Tom Lemberg is on a mission to modernize healthcare. As the founder and CEO of Curebase – a decentralized clinical research solution that enables any patient, anywhere to participate in clinical trials at home or in their own community with their own doctor – he is well on his way.
Lemberg, who lives with his wife in San Francisco, grew up in Bloomfield Hills. He graduated from Cranbrook Kingswood before heading to Harvard University where he earned a degree in computer science and molecular and cellular biology.
“Cranbrook was a great place to get a well-rounded education with science and math and other areas as well,” said Lemberg. It also prepared him for college and the real world ahead. “Being a founder and CEO requires a lot of different skills and sensibilities,” he explained. In addition to the subjects he studied in school, he also learned how to work together, which helps him collaborate and direct the people who work for the company.
Curebase has grown to include 80 employees, and the company has received $19 million in funding so far. The software technology and virtual staff allows clinical trial participation and data collection settings almost anywhere – from local clinics to mobile care, telehealth, drive-through sites and more.
Their objective is to accelerate the clinical trial process by 50 percent, increase patient diversity by 50 percent and transform the $50 billion-plus clinical trial market.
“The goal is to enable any patient to be in a clinical trial,” said Lemberg. “With digital technology, you can find one and sign up, just like ordering food or buying car insurance.”
The premise of the streamlined process is both practical and compassionate as Curebase makes it easier for patients and medical personnel to navigate clinical trials that are known for being difficult to access.
In reality, most patients don’t live near a traditional research site. With decentralized clinical trials, the research can reach a patient at home or in medical settings like a doctor’s office in their own community. “A lot of steps can be done at home, like telemedicine and sending kits to people,” Lemberg said.
Curebase has run over 60 studies with more than 60,000 patients, including COVID diagnostic trials during the pandemic. People often hear about the company through advocacy groups and online communities.
Lemberg felt he could make a unique contribution to the industry with his computer software and science background. “I’ve been programming my whole life. It came naturally to me,” he said. “I really wanted to do something impactful that affects peoples’ lives.”

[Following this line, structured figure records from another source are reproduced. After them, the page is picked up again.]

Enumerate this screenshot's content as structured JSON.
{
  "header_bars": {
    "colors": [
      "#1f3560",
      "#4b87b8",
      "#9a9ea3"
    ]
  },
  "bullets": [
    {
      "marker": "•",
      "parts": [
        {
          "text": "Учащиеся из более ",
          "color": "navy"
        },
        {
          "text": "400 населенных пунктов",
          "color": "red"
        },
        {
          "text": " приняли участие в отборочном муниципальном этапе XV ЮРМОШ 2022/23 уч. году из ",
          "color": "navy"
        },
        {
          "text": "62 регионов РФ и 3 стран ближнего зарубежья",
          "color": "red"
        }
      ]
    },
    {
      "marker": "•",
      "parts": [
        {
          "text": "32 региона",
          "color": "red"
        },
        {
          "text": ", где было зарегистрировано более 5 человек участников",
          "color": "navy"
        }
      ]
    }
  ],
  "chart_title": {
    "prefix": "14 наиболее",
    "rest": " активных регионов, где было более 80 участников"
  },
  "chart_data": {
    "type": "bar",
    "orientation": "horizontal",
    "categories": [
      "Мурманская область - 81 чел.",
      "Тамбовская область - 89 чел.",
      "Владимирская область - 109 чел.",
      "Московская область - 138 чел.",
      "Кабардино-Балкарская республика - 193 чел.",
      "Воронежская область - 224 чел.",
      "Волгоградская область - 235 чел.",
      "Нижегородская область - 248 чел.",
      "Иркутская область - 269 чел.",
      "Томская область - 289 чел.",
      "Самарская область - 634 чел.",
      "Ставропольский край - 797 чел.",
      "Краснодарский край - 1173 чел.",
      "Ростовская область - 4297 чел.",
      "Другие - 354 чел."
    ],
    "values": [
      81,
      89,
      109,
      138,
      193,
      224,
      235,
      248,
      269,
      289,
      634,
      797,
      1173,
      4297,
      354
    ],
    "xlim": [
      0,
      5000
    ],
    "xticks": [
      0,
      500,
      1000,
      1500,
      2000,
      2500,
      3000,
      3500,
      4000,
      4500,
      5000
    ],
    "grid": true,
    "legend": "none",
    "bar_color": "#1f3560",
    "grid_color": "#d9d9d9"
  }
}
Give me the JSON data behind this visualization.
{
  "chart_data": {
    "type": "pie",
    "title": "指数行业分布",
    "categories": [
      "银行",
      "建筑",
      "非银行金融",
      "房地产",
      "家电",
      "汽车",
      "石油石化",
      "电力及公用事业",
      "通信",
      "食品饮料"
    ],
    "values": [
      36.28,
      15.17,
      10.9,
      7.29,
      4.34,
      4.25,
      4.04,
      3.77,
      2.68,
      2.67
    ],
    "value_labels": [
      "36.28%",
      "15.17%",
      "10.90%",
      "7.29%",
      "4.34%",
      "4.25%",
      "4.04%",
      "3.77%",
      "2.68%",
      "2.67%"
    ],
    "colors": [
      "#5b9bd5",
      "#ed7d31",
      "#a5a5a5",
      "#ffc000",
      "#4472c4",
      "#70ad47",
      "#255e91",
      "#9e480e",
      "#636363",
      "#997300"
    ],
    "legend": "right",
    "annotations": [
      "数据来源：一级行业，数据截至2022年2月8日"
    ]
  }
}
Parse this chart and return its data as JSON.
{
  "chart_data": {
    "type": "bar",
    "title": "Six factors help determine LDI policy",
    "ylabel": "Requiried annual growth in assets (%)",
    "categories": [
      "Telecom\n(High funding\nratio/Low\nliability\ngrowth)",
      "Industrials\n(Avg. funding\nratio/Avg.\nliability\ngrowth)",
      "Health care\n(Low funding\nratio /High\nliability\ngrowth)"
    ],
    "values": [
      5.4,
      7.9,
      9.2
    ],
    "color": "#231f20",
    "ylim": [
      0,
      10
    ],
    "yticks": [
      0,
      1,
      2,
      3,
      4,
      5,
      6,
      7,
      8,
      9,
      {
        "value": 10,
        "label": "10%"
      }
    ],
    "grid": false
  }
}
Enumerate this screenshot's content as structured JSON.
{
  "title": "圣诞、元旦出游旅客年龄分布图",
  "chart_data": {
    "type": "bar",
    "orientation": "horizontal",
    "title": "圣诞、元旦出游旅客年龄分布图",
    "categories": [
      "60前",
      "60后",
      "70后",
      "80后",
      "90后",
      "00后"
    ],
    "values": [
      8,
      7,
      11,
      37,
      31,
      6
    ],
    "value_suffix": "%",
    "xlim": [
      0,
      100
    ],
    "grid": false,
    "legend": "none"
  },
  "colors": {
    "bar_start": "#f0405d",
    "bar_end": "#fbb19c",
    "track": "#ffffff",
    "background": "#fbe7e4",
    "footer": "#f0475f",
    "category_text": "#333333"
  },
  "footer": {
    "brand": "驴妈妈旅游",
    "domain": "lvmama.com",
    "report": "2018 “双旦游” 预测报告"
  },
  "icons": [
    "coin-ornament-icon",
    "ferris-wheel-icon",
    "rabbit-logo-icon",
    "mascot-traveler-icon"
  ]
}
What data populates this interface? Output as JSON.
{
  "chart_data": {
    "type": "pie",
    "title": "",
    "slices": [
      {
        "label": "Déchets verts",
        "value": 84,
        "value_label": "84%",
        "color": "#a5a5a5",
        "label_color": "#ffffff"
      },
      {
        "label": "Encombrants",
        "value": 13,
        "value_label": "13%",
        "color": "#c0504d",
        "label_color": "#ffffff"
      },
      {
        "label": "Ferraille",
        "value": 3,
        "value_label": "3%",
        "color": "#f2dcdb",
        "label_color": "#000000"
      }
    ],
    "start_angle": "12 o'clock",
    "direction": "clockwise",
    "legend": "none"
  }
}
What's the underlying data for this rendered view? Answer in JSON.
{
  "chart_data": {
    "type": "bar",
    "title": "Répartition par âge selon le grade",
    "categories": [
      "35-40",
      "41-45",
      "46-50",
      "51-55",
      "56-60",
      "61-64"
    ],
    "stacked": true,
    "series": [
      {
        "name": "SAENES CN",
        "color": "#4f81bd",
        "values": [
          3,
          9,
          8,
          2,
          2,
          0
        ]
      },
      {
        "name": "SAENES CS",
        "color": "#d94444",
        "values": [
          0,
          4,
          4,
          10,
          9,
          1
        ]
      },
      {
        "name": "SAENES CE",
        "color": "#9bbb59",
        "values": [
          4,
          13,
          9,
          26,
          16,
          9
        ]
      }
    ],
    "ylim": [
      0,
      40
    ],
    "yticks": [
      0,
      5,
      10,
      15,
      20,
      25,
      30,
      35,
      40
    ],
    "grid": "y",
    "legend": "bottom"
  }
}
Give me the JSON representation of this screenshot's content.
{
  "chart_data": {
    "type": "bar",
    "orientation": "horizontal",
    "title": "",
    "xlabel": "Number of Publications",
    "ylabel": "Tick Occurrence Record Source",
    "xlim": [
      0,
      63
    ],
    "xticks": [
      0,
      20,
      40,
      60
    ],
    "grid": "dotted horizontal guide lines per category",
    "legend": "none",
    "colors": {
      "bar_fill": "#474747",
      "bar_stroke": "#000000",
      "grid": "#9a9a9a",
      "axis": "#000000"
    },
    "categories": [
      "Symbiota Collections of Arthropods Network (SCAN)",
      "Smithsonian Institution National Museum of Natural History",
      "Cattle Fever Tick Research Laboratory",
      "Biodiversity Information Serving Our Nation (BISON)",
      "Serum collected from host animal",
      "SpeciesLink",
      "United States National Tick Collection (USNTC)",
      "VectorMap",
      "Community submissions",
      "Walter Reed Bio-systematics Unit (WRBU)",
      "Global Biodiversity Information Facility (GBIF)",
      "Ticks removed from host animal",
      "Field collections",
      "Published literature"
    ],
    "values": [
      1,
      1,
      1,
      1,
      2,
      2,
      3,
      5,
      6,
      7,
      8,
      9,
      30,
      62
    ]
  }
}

The benefits are multifaceted. “We try to make clinical trials that anyone, anywhere, can participate in and increase diversity and bring new drugs to market faster,” said Lemberg, who started the company in 2017. “I’m really proud that we’ve had more diversity than the industry average.”
He and his company have received many accolades for their efforts. In 2022, Lemberg was named one of Forbes 30 under 30 for making positive global change in healthcare. “It helps me grow the business and get our name out there,” he said.
As for what his future may hold, Lemberg hopes to grow the company to run thousands of clinical trials. His motivation is the participants. “We apply software technology to problems that are important to people’s well-being,” he said. “I want to change people’s lives.”